Die NASA Artemis Watch 2.0 verwandelt den mächtigen ESP32-S3 Mikrocontroller in ein tragbares Labor für Code-Entdecker. Statt nur die Zeit anzuzeigen, dient dieses Gerät als Open-Source-Spielwiese für alle, die Hardware nicht nur nutzen, sondern verstehen wollen.

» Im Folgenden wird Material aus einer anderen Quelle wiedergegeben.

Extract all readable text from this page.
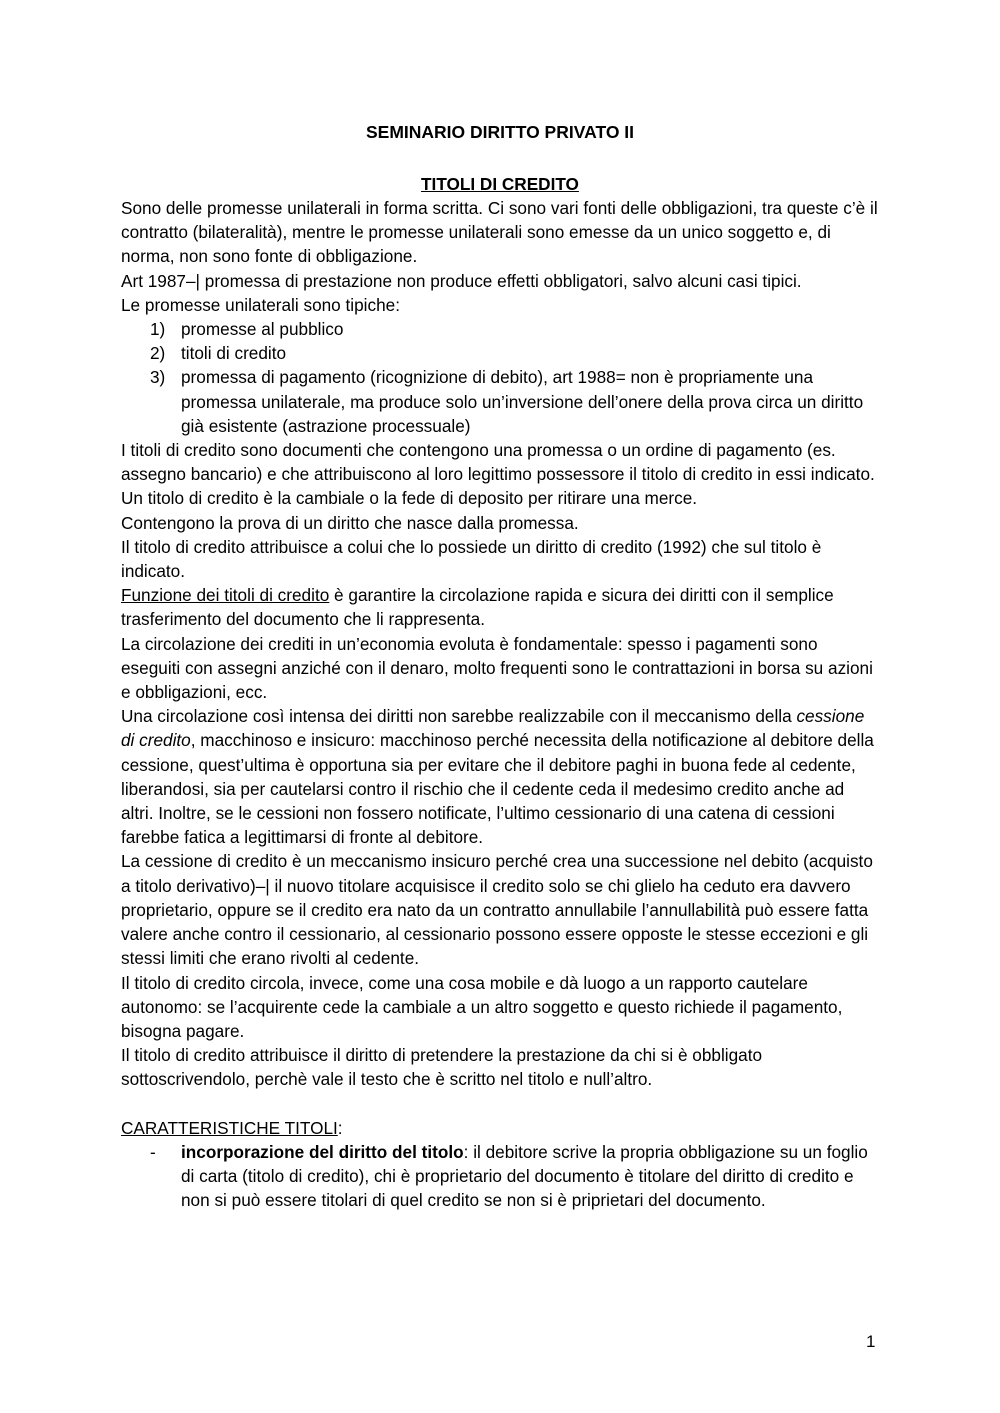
SEMINARIO DIRITTO PRIVATO II
TITOLI DI CREDITO

Sono delle promesse unilaterali in forma scritta. Ci sono vari fonti delle obbligazioni, tra queste c’è il contratto (bilateralità), mentre le promesse unilaterali sono emesse da un unico soggetto e, di norma, non sono fonte di obbligazione.

Art 1987–| promessa di prestazione non produce effetti obbligatori, salvo alcuni casi tipici.

Le promesse unilaterali sono tipiche:

1) promesse al pubblico
2) titoli di credito
3) promessa di pagamento (ricognizione di debito), art 1988= non è propriamente una promessa unilaterale, ma produce solo un’inversione dell’onere della prova circa un diritto già esistente (astrazione processuale)

I titoli di credito sono documenti che contengono una promessa o un ordine di pagamento (es. assegno bancario) e che attribuiscono al loro legittimo possessore il titolo di credito in essi indicato.

Un titolo di credito è la cambiale o la fede di deposito per ritirare una merce.

Contengono la prova di un diritto che nasce dalla promessa.

Il titolo di credito attribuisce a colui che lo possiede un diritto di credito (1992) che sul titolo è indicato.

Funzione dei titoli di credito è garantire la circolazione rapida e sicura dei diritti con il semplice trasferimento del documento che li rappresenta.

La circolazione dei crediti in un’economia evoluta è fondamentale: spesso i pagamenti sono eseguiti con assegni anziché con il denaro, molto frequenti sono le contrattazioni in borsa su azioni e obbligazioni, ecc.

Una circolazione così intensa dei diritti non sarebbe realizzabile con il meccanismo della cessione di credito, macchinoso e insicuro: macchinoso perché necessita della notificazione al debitore della cessione, quest’ultima è opportuna sia per evitare che il debitore paghi in buona fede al cedente, liberandosi, sia per cautelarsi contro il rischio che il cedente ceda il medesimo credito anche ad altri. Inoltre, se le cessioni non fossero notificate, l’ultimo cessionario di una catena di cessioni farebbe fatica a legittimarsi di fronte al debitore.

La cessione di credito è un meccanismo insicuro perché crea una successione nel debito (acquisto a titolo derivativo)–| il nuovo titolare acquisisce il credito solo se chi glielo ha ceduto era davvero proprietario, oppure se il credito era nato da un contratto annullabile l’annullabilità può essere fatta valere anche contro il cessionario, al cessionario possono essere opposte le stesse eccezioni e gli stessi limiti che erano rivolti al cedente.

Il titolo di credito circola, invece, come una cosa mobile e dà luogo a un rapporto cautelare autonomo: se l’acquirente cede la cambiale a un altro soggetto e questo richiede il pagamento, bisogna pagare.

Il titolo di credito attribuisce il diritto di pretendere la prestazione da chi si è obbligato sottoscrivendolo, perchè vale il testo che è scritto nel titolo e null’altro.

CARATTERISTICHE TITOLI:

- incorporazione del diritto del titolo: il debitore scrive la propria obbligazione su un foglio di carta (titolo di credito), chi è proprietario del documento è titolare del diritto di credito e non si può essere titolari di quel credito se non si è pripriet​ari del documento.
1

Ganz ehrlich, die meisten Wearables sind heute geschlossene Systeme, bei denen man kaum die Schriftart ändern kann. Die Artemis Watch 2.0 ist das komplette Gegenteil. Sie basiert auf dem ESP32-S3-MINI-1-N4R2 und bietet volle Konnektivität über WiFi und Bluetooth 5.0. Das Beste daran? Während die erste Version noch mühsam selbst gelötet werden musste, kommt die Watch 2.0 fertig montiert bei dir an.
Die inneren Werte: Hardware für Macher
Unter dem NASA-gebrandeten Gehäuse steckt erstaunlich viel Power für ein Lern-Gadget. Hier sind die harten Fakten:
- Prozessor: ESP32-S3 Xtensa LX7 Dual-Core
- Speicher: 2 MB PSRAM und 4 MB QSPI Flash
- Display: Integriertes 1,44-Zoll-Display
- Sensorik: 6-Achsen-Beschleunigungssensor und Gyroskop (LSM6DS3TR)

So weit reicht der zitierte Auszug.